Confident Natural Policy Gradient for Local Planning in $q_π$-realizable Constrained MDPs
Tian Tian, Lin F. Yang, Csaba Szepesvári
TL;DR
The paper tackles constrained Markov decision processes (CMDPs) with potentially infinite state spaces under the $q_ pi$-realizability condition and develops a local-access, primal-dual algorithm named Confident-NPG-CMDP. The method combines softmax policy updates with LP-like dual adjustments and leverages core-set based least-squares value function estimation to enable off-policy evaluation from historical data, achieving a polynomial sample complexity in the feature dimension $d$ and the accuracy parameter $\epsilon$. It provides both relaxed-feasibility and strict-feasibility guarantees, with explicit parameter scalings and memory considerations, demonstrating that safe, near-optimal policies can be learned efficiently in large CMDPs under $q_ pi$-realizability.

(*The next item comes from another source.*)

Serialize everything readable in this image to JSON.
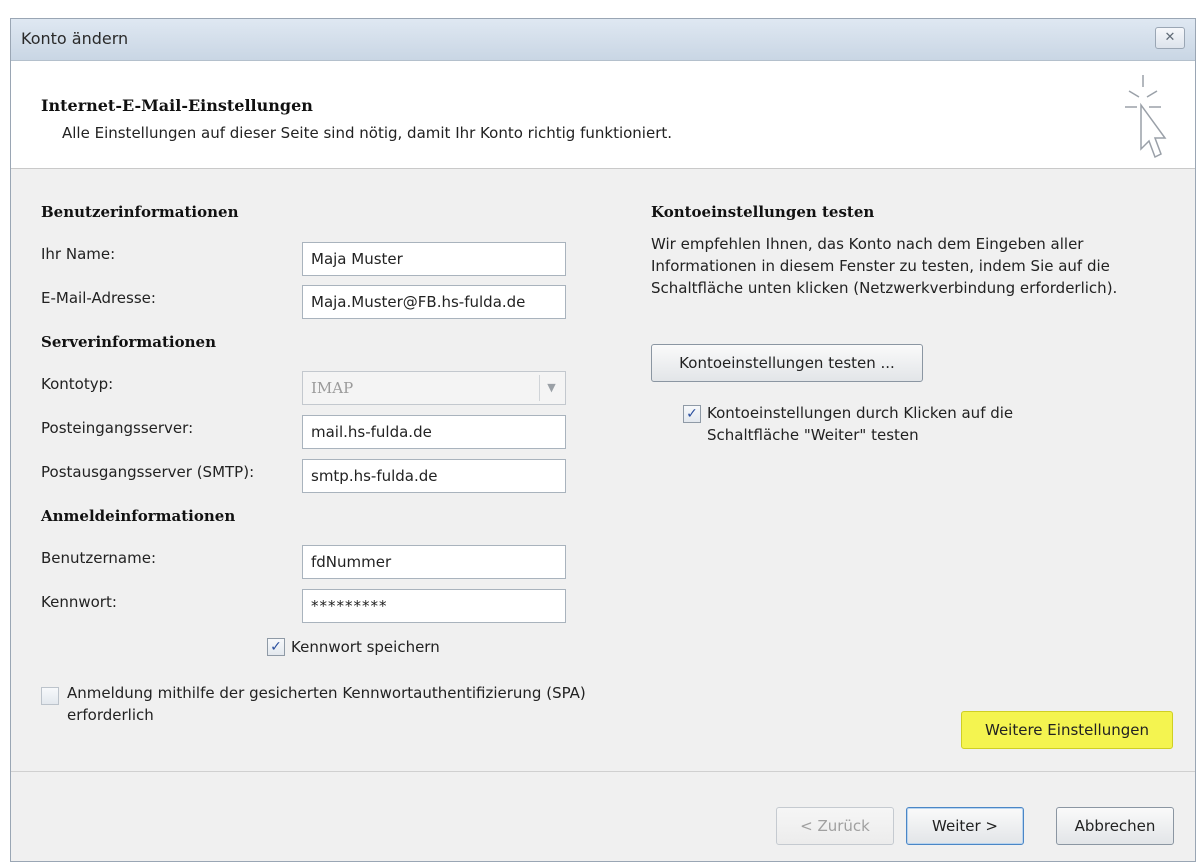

The work advances safe reinforcement learning by delivering a theoretically grounded, sample-efficient planner for CMDPs in high-dimensional settings, relying on local simulator access rather than full generative or tabular models.
Abstract
The constrained Markov decision process (CMDP) framework emerges as an important reinforcement learning approach for imposing safety or other critical objectives while maximizing cumulative reward. However, the current understanding of how to learn efficiently in a CMDP environment with a potentially infinite number of states remains under investigation, particularly when function approximation is applied to the value functions. In this paper, we address the learning problem given linear function approximation with $q_π$-realizability, where the value functions of all policies are linearly representable with a known feature map, a setting known to be more general and challenging than other linear settings. Utilizing a local-access model, we propose a novel primal-dual algorithm that, after $\tilde{O}(\text{poly}(d) ε^{-3})$ queries, outputs with high probability a policy that strictly satisfies the constraints while nearly optimizing the value with respect to a reward function. Here, $d$ is the feature dimension and $ε> 0$ is a given error. The algorithm relies on a carefully crafted off-policy evaluation procedure to evaluate the policy using historical data, which informs policy updates through policy gradients and conserves samples. To our knowledge, this is the first result achieving polynomial sample complexity for CMDP in the $q_π$-realizable setting.